The research suggests that they can be helped, but it takes time and commitment. Their lack of trust in services may mean that approaches similar to assertive outreach are most effective. For many of those interviewed, a day centre was an important link with some form of support. Changes in day centre policies or working practices may result in these becoming less acceptable to older service users who may find bureaucracy off-putting or younger age groups disruptive.
Specialist support workers are seen as effective means of helping homeless older people into accommodation and supporting them afterwards. Although much of their work concerns building a relationship, finding tenancies and helping with practical matters, the researchers point to the need to untangle the complexities of benefits and the ways in which responsibilities need to stop being passed between agencies.
Many specialist workers have their base in voluntary agencies, like those described in this report. This seems to provide a flexible work-base and allows them to concentrate on support. But this location has its drawbacks. Funding for such agencies is often unpredictable and their activities have to follow funding sources and today’s initiatives.
A second study from the same research programme explores the use of sheltered housing in resettling older homeless people.2 This may be increasingly seen as a win-win response to the housing problems of older homeless people and to the difficulty in attracting tenants to sheltered housing. But the fit is not as easy as it sounds. Older homeless people may have a range of needs. Sheltered housing staff may have to provide individualised support for tenants who are perhaps younger “old people”, have a variety of backgrounds, such as an unsettled way of life or hostel residence, may have alcohol problems and may be male rather than the generally female clientele of sheltered housing.
This study provides detail on 21 schemes in north west England that have taken on resettlement as an explicit part of their work. Issues relevant to practice include: the boundaries of confidentiality between the housing staff and social services or probation workers; the relationship of housing staff with social care assessors and providers; and involvement in risk assessment before tenancies start.

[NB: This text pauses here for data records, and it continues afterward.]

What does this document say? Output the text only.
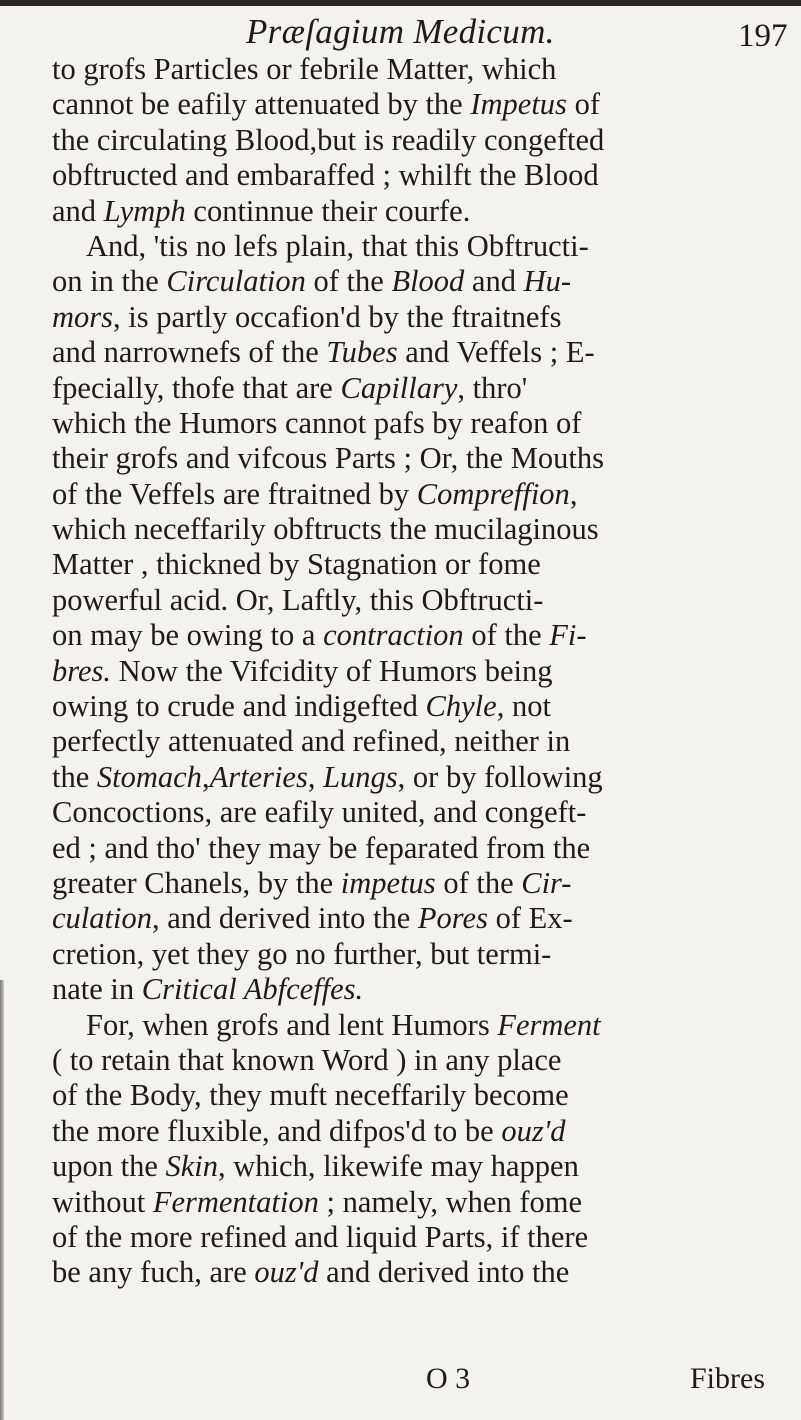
Præſagium Medicum.	197
to grofs Particles or febrile Matter, which
cannot be eafily attenuated by the Impetus of
the circulating Blood,but is readily congefted
obftructed and embaraffed ; whilft the Blood
and Lymph continnue their courfe.
And, 'tis no lefs plain, that this Obftructi-
on in the Circulation of the Blood and Hu-
mors, is partly occafion'd by the ftraitnefs
and narrownefs of the Tubes and Veffels ; E-
fpecially, thofe that are Capillary, thro'
which the Humors cannot pafs by reafon of
their grofs and vifcous Parts ; Or, the Mouths
of the Veffels are ftraitned by Compreffion,
which neceffarily obftructs the mucilaginous
Matter , thickned by Stagnation or fome
powerful acid. Or, Laftly, this Obftructi-
on may be owing to a contraction of the Fi-
bres. Now the Vifcidity of Humors being
owing to crude and indigefted Chyle, not
perfectly attenuated and refined, neither in
the Stomach,Arteries, Lungs, or by following
Concoctions, are eafily united, and congeft-
ed ; and tho' they may be feparated from the
greater Chanels, by the impetus of the Cir-
culation, and derived into the Pores of Ex-
cretion, yet they go no further, but termi-
nate in Critical Abfceffes.
For, when grofs and lent Humors Ferment
( to retain that known Word ) in any place
of the Body, they muft neceffarily become
the more fluxible, and difpos'd to be ouz'd
upon the Skin, which, likewife may happen
without Fermentation ; namely, when fome
of the more refined and liquid Parts, if there
be any fuch, are ouz'd and derived into the
O 3	Fibres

As social services become more involved in supporting people through housing-related social care, this report is an informative overview of management issues as they affect the day-to-day work of resettlement.
1 J Pannell, R Means, and H Morbey, Surviving at the Margins, Help the Aged, 2002. Available from Help the Aged, 207-221 Pentonville Road, London N1 9UZ, price £18.50
2 I Blood, Sheltered Housing and the Resettlement of Older Homeless People, Help the Aged, 2002. Available as above, price £10
Jill Manthorpe is reader in community care at the University of Hull.